Pen tests provide insight into the sensible allocation of security resources in order to protect the areas that are at greatest risk. Additionally, penetration testing has been highlighted as having growing importance in areas of compliance, such as the GDPR, PCI DSS and ISO 27001.
If you want to make the most of the huge benefits of a pen test, it’s important to prepare your business properly. Here’s how.
Have you already run a vulnerability scan?
Before you commission a pen test, it’s advisable that you first look into conducting a vulnerability scan. Vulnerability scans are less expensive and invasive than pen tests, and rely on automated scanning tools to uncover common vulnerabilities in your systems. Common problems can include unpatched software applications, open ports and use of unsafe credentials.
Conducting a vulnerability scan first allows pen testers to focus their efforts on more complex vulnerabilities that automated tools can’t detect.
Which part of your IT infrastructure do you want to test?
Once you’re happy that you’ve identified and addressed the core vulnerabilities and have made the decision to order a penetration test, you face the question of where you’re going to focus your testing. Penetration testing is actually extremely broad, and there are various different types available. It’s essential that you choose to focus on the systems that your business depends on the most and are most likely to be targeted by cybercriminals.
External penetration testing is the most common form. It involves testing your IT systems that are connected to the internet, such as your website and virtual private networks (VPNs).
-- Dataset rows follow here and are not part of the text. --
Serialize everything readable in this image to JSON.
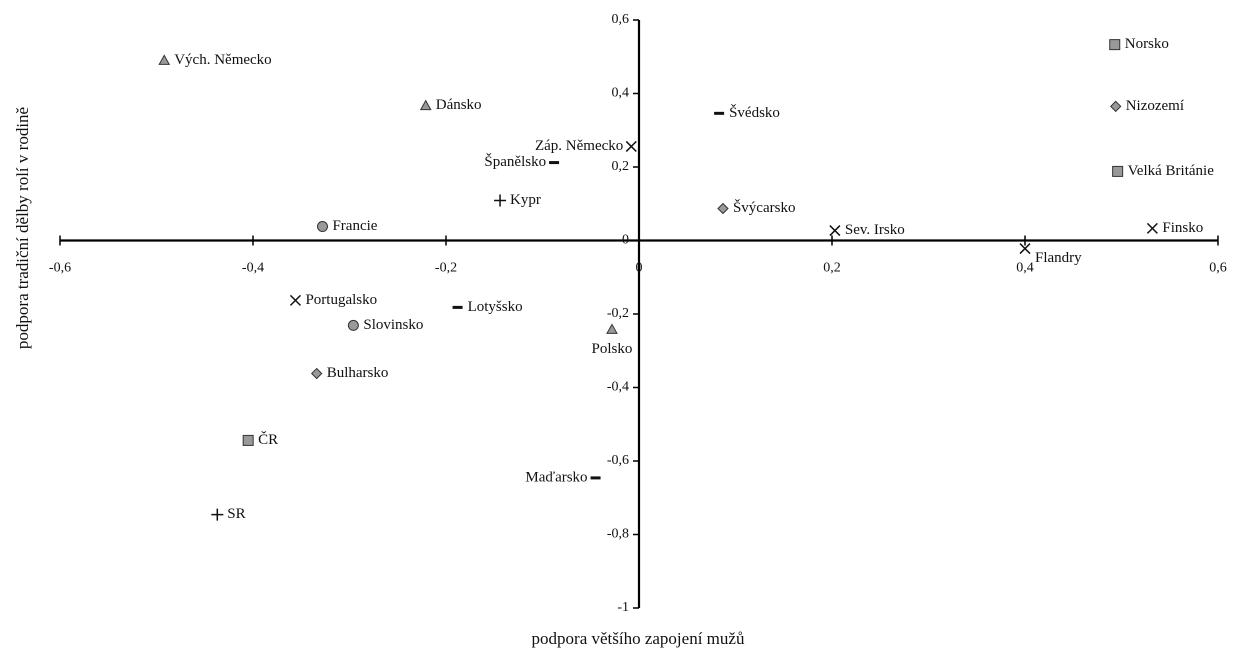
{
  "chart_data": {
    "type": "scatter",
    "x_label": "podpora většího zapojení mužů",
    "y_label": "podpora tradiční dělby rolí v rodině",
    "xlim": [
      -0.6,
      0.6
    ],
    "ylim": [
      -1,
      0.6
    ],
    "xticks": [
      {
        "value": -0.6,
        "label": "-0,6"
      },
      {
        "value": -0.4,
        "label": "-0,4"
      },
      {
        "value": -0.2,
        "label": "-0,2"
      },
      0,
      {
        "value": 0.2,
        "label": "0,2"
      },
      {
        "value": 0.4,
        "label": "0,4"
      },
      {
        "value": 0.6,
        "label": "0,6"
      }
    ],
    "yticks": [
      {
        "value": 0.6,
        "label": "0,6"
      },
      {
        "value": 0.4,
        "label": "0,4"
      },
      {
        "value": 0.2,
        "label": "0,2"
      },
      0,
      {
        "value": -0.2,
        "label": "-0,2"
      },
      {
        "value": -0.4,
        "label": "-0,4"
      },
      {
        "value": -0.6,
        "label": "-0,6"
      },
      {
        "value": -0.8,
        "label": "-0,8"
      },
      -1
    ],
    "series": [
      {
        "marker": "triangle",
        "color": "#999999",
        "x": [
          -0.492,
          -0.221,
          -0.028
        ],
        "y": [
          0.49,
          0.367,
          -0.242
        ],
        "labels": [
          "Vých. Německo",
          "Dánsko",
          "Polsko"
        ]
      },
      {
        "marker": "square",
        "color": "#999999",
        "x": [
          0.493,
          0.496,
          -0.405
        ],
        "y": [
          0.533,
          0.188,
          -0.544
        ],
        "labels": [
          "Norsko",
          "Velká Británie",
          "ČR"
        ]
      },
      {
        "marker": "diamond",
        "color": "#999999",
        "x": [
          0.494,
          0.087,
          -0.334
        ],
        "y": [
          0.365,
          0.087,
          -0.362
        ],
        "labels": [
          "Nizozemí",
          "Švýcarsko",
          "Bulharsko"
        ]
      },
      {
        "marker": "circle",
        "color": "#999999",
        "x": [
          -0.328,
          -0.296
        ],
        "y": [
          0.038,
          -0.231
        ],
        "labels": [
          "Francie",
          "Slovinsko"
        ]
      },
      {
        "marker": "cross",
        "color": "#111111",
        "x": [
          -0.008,
          0.203,
          0.532,
          0.4,
          -0.356
        ],
        "y": [
          0.256,
          0.027,
          0.033,
          -0.022,
          -0.163
        ],
        "labels": [
          "Záp. Německo",
          "Sev. Irsko",
          "Finsko",
          "Flandry",
          "Portugalsko"
        ]
      },
      {
        "marker": "dash",
        "color": "#111111",
        "x": [
          0.083,
          -0.088,
          -0.188,
          -0.045
        ],
        "y": [
          0.346,
          0.212,
          -0.182,
          -0.646
        ],
        "labels": [
          "Švédsko",
          "Španělsko",
          "Lotyšsko",
          "Maďarsko"
        ]
      },
      {
        "marker": "plus",
        "color": "#111111",
        "x": [
          -0.144,
          -0.437
        ],
        "y": [
          0.109,
          -0.746
        ],
        "labels": [
          "Kypr",
          "SR"
        ]
      }
    ]
  }
}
Another option is an internal penetration test which focuses on what an attacker could do upon obtaining access to a network, for example, by obtaining an employee’s username and password.
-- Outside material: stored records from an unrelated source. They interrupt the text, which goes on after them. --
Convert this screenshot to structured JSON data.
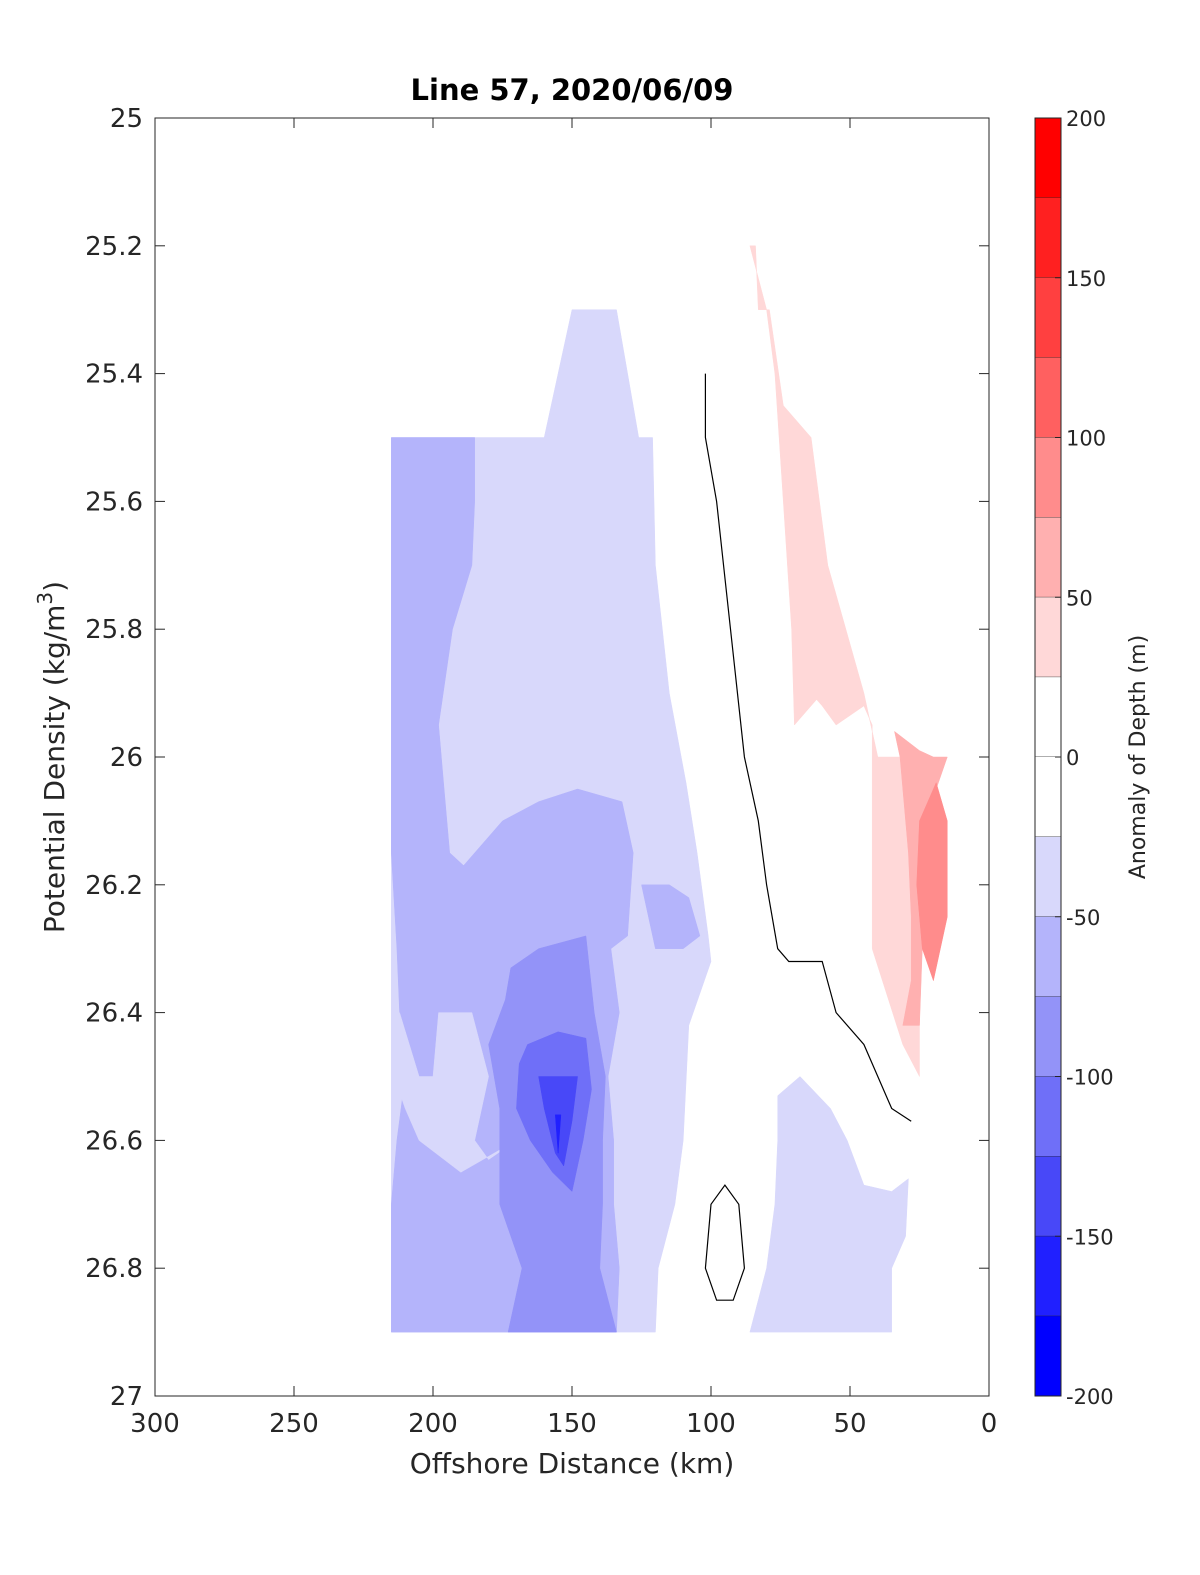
{
  "chart_data": {
    "type": "contour",
    "title": "Line 57, 2020/06/09",
    "xlabel": "Offshore Distance (km)",
    "ylabel": "Potential Density (kg/m",
    "ylabel_sup": "3",
    "ylabel_close": ")",
    "xlim": [
      300,
      0
    ],
    "ylim": [
      25,
      27
    ],
    "x_reversed": true,
    "y_reversed": true,
    "xticks": [
      300,
      250,
      200,
      150,
      100,
      50,
      0
    ],
    "yticks": [
      25,
      25.2,
      25.4,
      25.6,
      25.8,
      26,
      26.2,
      26.4,
      26.6,
      26.8,
      27
    ],
    "colorbar": {
      "label": "Anomaly of Depth (m)",
      "range": [
        -200,
        200
      ],
      "ticks": [
        200,
        150,
        100,
        50,
        0,
        -50,
        -100,
        -150,
        -200
      ],
      "levels": [
        {
          "min": 175,
          "max": 200,
          "color": "#ff0000"
        },
        {
          "min": 150,
          "max": 175,
          "color": "#ff2020"
        },
        {
          "min": 125,
          "max": 150,
          "color": "#ff4040"
        },
        {
          "min": 100,
          "max": 125,
          "color": "#ff6060"
        },
        {
          "min": 75,
          "max": 100,
          "color": "#ff8c8c"
        },
        {
          "min": 50,
          "max": 75,
          "color": "#ffb0b0"
        },
        {
          "min": 25,
          "max": 50,
          "color": "#ffd8d8"
        },
        {
          "min": 0,
          "max": 25,
          "color": "#ffffff"
        },
        {
          "min": -25,
          "max": 0,
          "color": "#ffffff"
        },
        {
          "min": -50,
          "max": -25,
          "color": "#d8d8fb"
        },
        {
          "min": -75,
          "max": -50,
          "color": "#b4b4fb"
        },
        {
          "min": -100,
          "max": -75,
          "color": "#9393f8"
        },
        {
          "min": -125,
          "max": -100,
          "color": "#6f6ff8"
        },
        {
          "min": -150,
          "max": -125,
          "color": "#4848f8"
        },
        {
          "min": -175,
          "max": -150,
          "color": "#2020ff"
        },
        {
          "min": -200,
          "max": -175,
          "color": "#0000ff"
        }
      ]
    },
    "regions": [
      {
        "level": -50,
        "color": "#d8d8fb",
        "points": [
          [
            215,
            25.5
          ],
          [
            193,
            25.5
          ],
          [
            185,
            25.5
          ],
          [
            175,
            25.5
          ],
          [
            160,
            25.5
          ],
          [
            150,
            25.3
          ],
          [
            134,
            25.3
          ],
          [
            126,
            25.5
          ],
          [
            121,
            25.5
          ],
          [
            120,
            25.7
          ],
          [
            115,
            25.9
          ],
          [
            109,
            26.04
          ],
          [
            105,
            26.15
          ],
          [
            101,
            26.28
          ],
          [
            100,
            26.32
          ],
          [
            108,
            26.42
          ],
          [
            110,
            26.6
          ],
          [
            113,
            26.7
          ],
          [
            119,
            26.8
          ],
          [
            120,
            26.9
          ],
          [
            215,
            26.9
          ]
        ]
      },
      {
        "level": -50,
        "color": "#d8d8fb",
        "points": [
          [
            76,
            26.53
          ],
          [
            68,
            26.5
          ],
          [
            57,
            26.55
          ],
          [
            51,
            26.6
          ],
          [
            45,
            26.67
          ],
          [
            35,
            26.68
          ],
          [
            29,
            26.66
          ],
          [
            30,
            26.75
          ],
          [
            35,
            26.8
          ],
          [
            35,
            26.9
          ],
          [
            86,
            26.9
          ],
          [
            80,
            26.8
          ],
          [
            77,
            26.7
          ],
          [
            76,
            26.6
          ]
        ]
      },
      {
        "level": -75,
        "color": "#b4b4fb",
        "points": [
          [
            215,
            25.5
          ],
          [
            193,
            25.5
          ],
          [
            185,
            25.5
          ],
          [
            185,
            25.6
          ],
          [
            186,
            25.7
          ],
          [
            193,
            25.8
          ],
          [
            198,
            25.95
          ],
          [
            196,
            26.05
          ],
          [
            194,
            26.15
          ],
          [
            189,
            26.17
          ],
          [
            175,
            26.1
          ],
          [
            162,
            26.07
          ],
          [
            148,
            26.05
          ],
          [
            132,
            26.07
          ],
          [
            128,
            26.15
          ],
          [
            130,
            26.28
          ],
          [
            136,
            26.3
          ],
          [
            133,
            26.4
          ],
          [
            137,
            26.5
          ],
          [
            135,
            26.6
          ],
          [
            135,
            26.7
          ],
          [
            133,
            26.8
          ],
          [
            134,
            26.9
          ],
          [
            215,
            26.9
          ],
          [
            215,
            26.7
          ],
          [
            213,
            26.6
          ],
          [
            210,
            26.5
          ],
          [
            212,
            26.4
          ],
          [
            213,
            26.3
          ],
          [
            215,
            26.15
          ],
          [
            215,
            26
          ]
        ]
      },
      {
        "level": -75,
        "color": "#b4b4fb",
        "points": [
          [
            125,
            26.2
          ],
          [
            120,
            26.3
          ],
          [
            110,
            26.3
          ],
          [
            104,
            26.28
          ],
          [
            108,
            26.22
          ],
          [
            115,
            26.2
          ]
        ]
      },
      {
        "level": -50,
        "color": "#d8d8fb",
        "points": [
          [
            212,
            26.4
          ],
          [
            205,
            26.5
          ],
          [
            200,
            26.5
          ],
          [
            198,
            26.4
          ],
          [
            186,
            26.4
          ],
          [
            180,
            26.5
          ],
          [
            185,
            26.6
          ],
          [
            180,
            26.63
          ],
          [
            170,
            26.6
          ],
          [
            190,
            26.65
          ],
          [
            205,
            26.6
          ],
          [
            210,
            26.55
          ],
          [
            214,
            26.5
          ]
        ]
      },
      {
        "level": -100,
        "color": "#9393f8",
        "points": [
          [
            172,
            26.33
          ],
          [
            162,
            26.3
          ],
          [
            145,
            26.28
          ],
          [
            142,
            26.4
          ],
          [
            138,
            26.5
          ],
          [
            139,
            26.6
          ],
          [
            139,
            26.7
          ],
          [
            140,
            26.8
          ],
          [
            134,
            26.9
          ],
          [
            173,
            26.9
          ],
          [
            168,
            26.8
          ],
          [
            176,
            26.7
          ],
          [
            176,
            26.55
          ],
          [
            180,
            26.45
          ],
          [
            174,
            26.38
          ]
        ]
      },
      {
        "level": -125,
        "color": "#6f6ff8",
        "points": [
          [
            166,
            26.45
          ],
          [
            155,
            26.43
          ],
          [
            145,
            26.44
          ],
          [
            143,
            26.52
          ],
          [
            146,
            26.6
          ],
          [
            150,
            26.68
          ],
          [
            157,
            26.65
          ],
          [
            165,
            26.6
          ],
          [
            170,
            26.55
          ],
          [
            169,
            26.48
          ]
        ]
      },
      {
        "level": -150,
        "color": "#4848f8",
        "points": [
          [
            162,
            26.5
          ],
          [
            148,
            26.5
          ],
          [
            150,
            26.57
          ],
          [
            153,
            26.64
          ],
          [
            156,
            26.62
          ],
          [
            160,
            26.55
          ]
        ]
      },
      {
        "level": -175,
        "color": "#2020ff",
        "points": [
          [
            156,
            26.56
          ],
          [
            154,
            26.56
          ],
          [
            155,
            26.62
          ]
        ]
      },
      {
        "level": 50,
        "color": "#ffd8d8",
        "points": [
          [
            86,
            25.2
          ],
          [
            84,
            25.2
          ],
          [
            83,
            25.3
          ],
          [
            79,
            25.3
          ],
          [
            74,
            25.45
          ],
          [
            64,
            25.5
          ],
          [
            58,
            25.7
          ],
          [
            45,
            25.9
          ],
          [
            40,
            26.0
          ],
          [
            30,
            26.0
          ],
          [
            25,
            26.05
          ],
          [
            25,
            26.5
          ],
          [
            31,
            26.45
          ],
          [
            42,
            26.3
          ],
          [
            42,
            26.05
          ],
          [
            42,
            25.95
          ],
          [
            45,
            25.92
          ],
          [
            55,
            25.95
          ],
          [
            60,
            25.92
          ],
          [
            62,
            25.91
          ],
          [
            70,
            25.95
          ],
          [
            71,
            25.8
          ],
          [
            74,
            25.6
          ],
          [
            77,
            25.4
          ],
          [
            80,
            25.3
          ]
        ]
      },
      {
        "level": 75,
        "color": "#ffb0b0",
        "points": [
          [
            34,
            25.96
          ],
          [
            32,
            26.0
          ],
          [
            29,
            26.15
          ],
          [
            28,
            26.25
          ],
          [
            28,
            26.35
          ],
          [
            31,
            26.42
          ],
          [
            25,
            26.42
          ],
          [
            24,
            26.3
          ],
          [
            19,
            26.05
          ],
          [
            15,
            26.0
          ],
          [
            20,
            26.0
          ],
          [
            25,
            25.99
          ]
        ]
      },
      {
        "level": 100,
        "color": "#ff8c8c",
        "points": [
          [
            19,
            26.04
          ],
          [
            25,
            26.1
          ],
          [
            26,
            26.2
          ],
          [
            24,
            26.3
          ],
          [
            20,
            26.35
          ],
          [
            15,
            26.25
          ],
          [
            15,
            26.1
          ]
        ]
      }
    ],
    "contour_lines": [
      {
        "level": 0,
        "points": [
          [
            102,
            25.4
          ],
          [
            102,
            25.5
          ],
          [
            98,
            25.6
          ],
          [
            93,
            25.8
          ],
          [
            88,
            26.0
          ],
          [
            83,
            26.1
          ],
          [
            80,
            26.2
          ],
          [
            76,
            26.3
          ],
          [
            72,
            26.32
          ],
          [
            60,
            26.32
          ],
          [
            55,
            26.4
          ],
          [
            45,
            26.45
          ],
          [
            40,
            26.5
          ],
          [
            35,
            26.55
          ],
          [
            28,
            26.57
          ]
        ]
      },
      {
        "level": 0,
        "points": [
          [
            95,
            26.67
          ],
          [
            90,
            26.7
          ],
          [
            88,
            26.8
          ],
          [
            92,
            26.85
          ],
          [
            98,
            26.85
          ],
          [
            102,
            26.8
          ],
          [
            100,
            26.7
          ]
        ]
      }
    ]
  }
}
Deciding on an approach to pen testing
There are three different approaches to pen testing – black box, grey box, and white box.
Black box penetration tests
In a black box pen test no information is provided to the tester, so this is used to simulate external attacks by criminals with no knowledge of the environment they are targeting.
Grey box penetration tests
In a grey box test, some limited information is provided. This could include some level of user credentials or access. This type of test reveals what a criminal could do if they had basic information about the target.
White box penetration tests
In a white box test, full access to information is granted. This is most useful in testing how your defenses hold up once your infrastructure has been breached. Given that it involves less reconnaissance, it’s also a more cost-effective option than black box and grey box testing.
Getting the legal stuff right
It’s essential that you carefully prepare a contract in order to cover the aims and scope of the test. To comply with the latest legal requirements, your pen tester must be authorized to conduct testing on your systems – and any member of the testing team will require written consent to show they’re permitted to carry out this kind of activity. This is why it’s so important to work with a qualified and experienced pen test provider.
When should you have a pen test carried out?
There are many different things to think about when it comes to the issue of timing. It may be the case that you want to limit the disruption to your day-to-day business activities. This would involve carrying out the test at a specific time of day. Alternatively, you might have decided that part of what you want to test is your staff’s ability to respond to a breach.
In any case, it’s important to discuss the time and duration the test with your testers.
Who needs to know about the pen test?
While the aim of penetration testing is to cause no damage or disruption to business operations, it is possible that some impact may be felt. When your computer systems are attacked it can cause downtime, especially as staff attempt to fix the issues.
For this reason, some people in your organization need to be aware that the test is taking place. But you need to make the decision on who you’ll inform. Letting all staff know that a pen test is going to happen can be the safest option – however, it may change their behavior when the test takes place.
Making your pen test run smoothly
By taking all of these factors into account you should be prepared for your pen test. The final steps include creating a documented plan for what the test will carry out, establishing a process to oversee the testing, and making sure that all appropriate actions are taken and recorded.